We adopt a spirit of generosity, humility, humor, experimentation, and intellectual curiosity. One of the unexpected outcomes of #GivingTuesday has been the growth of grassroots civic campaigns that have formed in towns, cities, and states across the country; they provide many and varied examples of creational collaboration. People, organizations, local governments, schools, houses of worship, and local businesses come together in a celebration of civic pride, common values, and support for one other and their communities. In this spirit, we've seen competitive organizations coming together for the first time to create not simply financial solicitations, but entirely new ways of telling the stories of why their missions matter. We see the same thing happening—manifesting in entirely unique ways, but guided by the same philosophy—all over the world.

We share lessons, best practices, and data with as broad a network as possible. #GivingTuesday began as a creative collaboration, and it continues to function as one, because the ever-growing community acts as both a global and a hyper-local feedback loop. The community openly shares and adopts best practices and great ideas, then change, adapt, and share again, increasing the capacity of the movement itself and the people and organizations within it. 

We let go of the need to retain complete control of brand or narrative. With #GivingTuesday, we were all experimenting with a new model that would invite others to celebrate giving in whatever way made the most sense for them, using input from lots of sources and constant feedback and iteration to get there. Based on some of that input, we decided not to brand it with our organization's name or logo, but to let it live as an open-source movement that individuals and organizations could adapt, scale, or reinvent in more ways that we could ever have thought of ourselves. It became #GivingShoesDay, #GivingViewsDay, #GivingBlueDay; it became #undiaparadar in Spain and Latin America and #MardiJeDonne in Quebec and #SheddryVtornik in Russia. This kind of communal ownership made #GivingTuesday a movement from the beginning. Individuals and organizations held the keys, and spread it through networks of networks—a consistently evolving narrative created by many voices.

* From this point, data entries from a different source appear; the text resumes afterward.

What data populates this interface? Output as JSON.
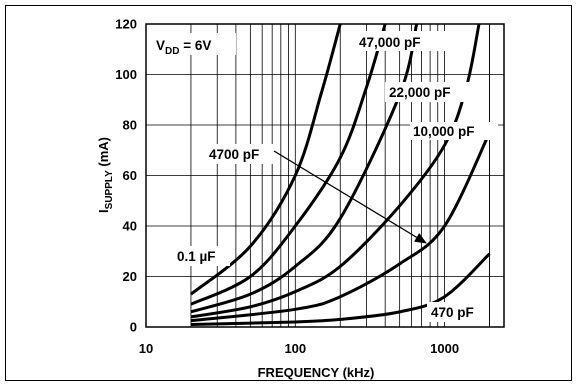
{
  "chart_data": {
    "type": "line",
    "xscale": "log",
    "xlim": [
      10,
      2500
    ],
    "ylim": [
      0,
      120
    ],
    "xticks": [
      10,
      100,
      1000
    ],
    "yticks": [
      0,
      20,
      40,
      60,
      80,
      100,
      120
    ],
    "xlabel": "FREQUENCY (kHz)",
    "ylabel_main": "I",
    "ylabel_sub": "SUPPLY",
    "ylabel_unit": " (mA)",
    "condition_main": "V",
    "condition_sub": "DD",
    "condition_value": " = 6V",
    "grid": true,
    "series": [
      {
        "name": "0.1 µF",
        "points": [
          [
            20,
            13
          ],
          [
            50,
            32
          ],
          [
            100,
            60
          ],
          [
            150,
            93
          ],
          [
            200,
            120
          ]
        ]
      },
      {
        "name": "47,000 pF",
        "points": [
          [
            20,
            9
          ],
          [
            50,
            20
          ],
          [
            100,
            40
          ],
          [
            200,
            67
          ],
          [
            300,
            95
          ],
          [
            400,
            120
          ]
        ]
      },
      {
        "name": "22,000 pF",
        "points": [
          [
            20,
            6
          ],
          [
            50,
            13
          ],
          [
            100,
            24
          ],
          [
            200,
            43
          ],
          [
            500,
            92
          ],
          [
            650,
            120
          ]
        ]
      },
      {
        "name": "10,000 pF",
        "points": [
          [
            20,
            4
          ],
          [
            50,
            8
          ],
          [
            100,
            14
          ],
          [
            200,
            24
          ],
          [
            500,
            48
          ],
          [
            1000,
            72
          ],
          [
            1400,
            95
          ],
          [
            1700,
            120
          ]
        ]
      },
      {
        "name": "4700 pF",
        "points": [
          [
            20,
            2.5
          ],
          [
            100,
            7
          ],
          [
            200,
            12
          ],
          [
            500,
            25
          ],
          [
            1000,
            40
          ],
          [
            2000,
            77
          ]
        ]
      },
      {
        "name": "470 pF",
        "points": [
          [
            20,
            1
          ],
          [
            100,
            2
          ],
          [
            200,
            3
          ],
          [
            500,
            6
          ],
          [
            1000,
            12
          ],
          [
            2000,
            29
          ]
        ]
      }
    ],
    "labels": {
      "condition": "V_DD = 6V",
      "series_47000": "47,000 pF",
      "series_22000": "22,000 pF",
      "series_10000": "10,000 pF",
      "series_4700": "4700 pF",
      "series_01uf": "0.1 µF",
      "series_470": "470 pF"
    }
  }
}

Happily, we are seeing a mindset shift in the sector toward this kind of transformational way of working together, and we should aspire to an exponential, not incremental, increase in creational collaboration. Technology has made it easier than ever to share information, connect with people both far away and right next door, and learn from each other. We have a tremendous opportunity to work together to create movements with many leaders, movements that make us and our organizations better and stronger and that move the needle on the mission we all share: solving the world's problems.